Monatslied Oktober: Kyrie, Gloria, Credo, Sanctus und Agnus Dei

An den verschieden Tagen haben unsere Gottesdienste ein unterschiedliches Gesicht. Es hängt von unterschiedlichen Lesungen und Gebeten ab. Daneben gibt es bei der Feier der Heiligen Messe auch Gebete, die an (fast) allen Tagen gleich bleiben und damit unserem Gottesdienst eine eindeutige Gestalt verleihen: Kyrie, Gloria, Credo, Sanctus und Agnus Dei, das so genannte „Ordinarium“. Vom Ursprung her sind es Gesänge.

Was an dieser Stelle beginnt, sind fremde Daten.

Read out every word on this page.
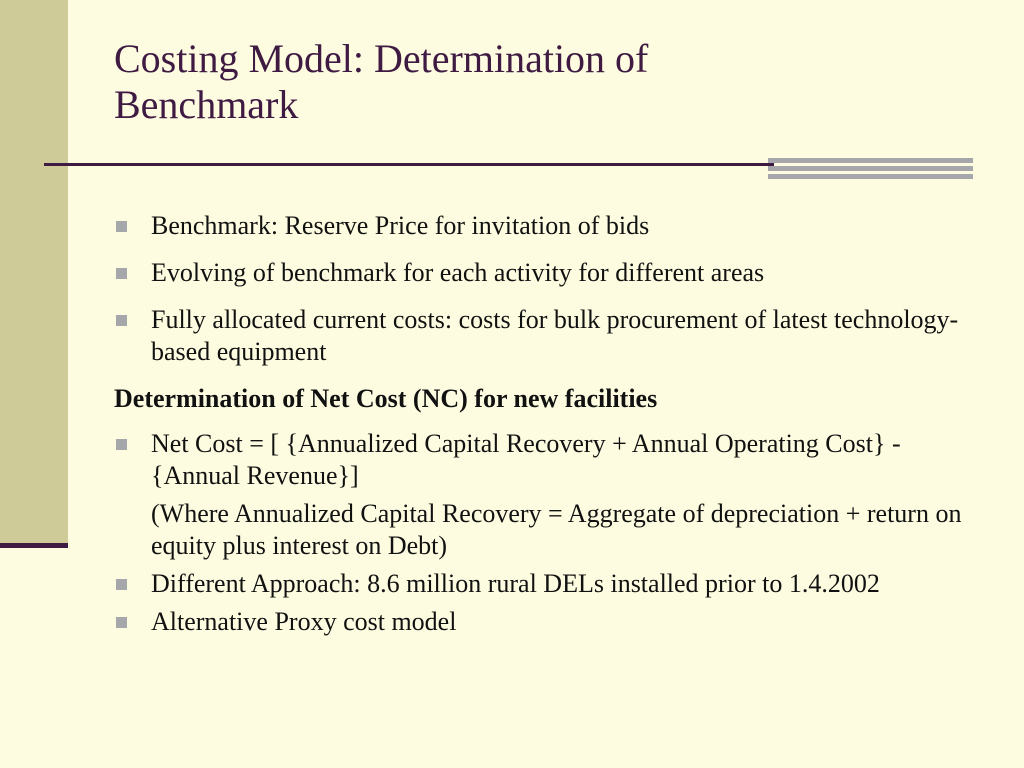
Costing Model: Determination of
Benchmark
Benchmark: Reserve Price for invitation of bids
Evolving of benchmark for each activity for different areas
Fully allocated current costs: costs for bulk procurement of latest technology-based equipment
Determination of Net Cost (NC) for new facilities
Net Cost = [ {Annualized Capital Recovery + Annual Operating Cost} - {Annual Revenue}]
(Where Annualized Capital Recovery = Aggregate of depreciation + return on equity plus interest on Debt)
Different Approach: 8.6 million rural DELs installed prior to 1.4.2002
Alternative Proxy cost model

Heute möchte ich Ihnen davon das Kyrie und das Gloria vorstellen. Kyrie ist ein Wort aus dem Griechischen, in dem am Anfang der Kirche der Gottesdienst gefeiert wurde. Als man in der römischen Liturgie die lateinische Sprache einführte, sang man diesen Ruf weiterhin in Griechisch. Der Ruf „Kyrie eleison“ ist ursprünglich von den Heiden im weltlichen Sinn gebraucht worden: sie begrüßten mit diesem Wort den Kaiser und drückten darin aus, dass sie auf seine Gunst vertrauten: „Du, Herrscher, wirst uns Erbarmen schenken.“

Unser Gesangbuch bietet eine Fülle von Kyrie-Vertonungen (griechisch: 104, 108, 113, 117, 513; aus den deutschen Ordinarien: 126, 128, 130, 134; Einzelstücke: 151 bis 157 – darunter auch vierstimmige Sätze); weiterhin bietet es noch neun Kyrie-Litaneien (158 – 165 und 279), die zum Teil den besonderen Kirchenjahrszeiten entsprechen. Während beim Kyrie nahezu jedes Mal der Originaltext in der Heiligen Messe verwendet wird, ist es beim Gloria meist umgekehrt. Die Worte, die sich im GL 583, 1 finden, erklingen nur selten in gesungener Form.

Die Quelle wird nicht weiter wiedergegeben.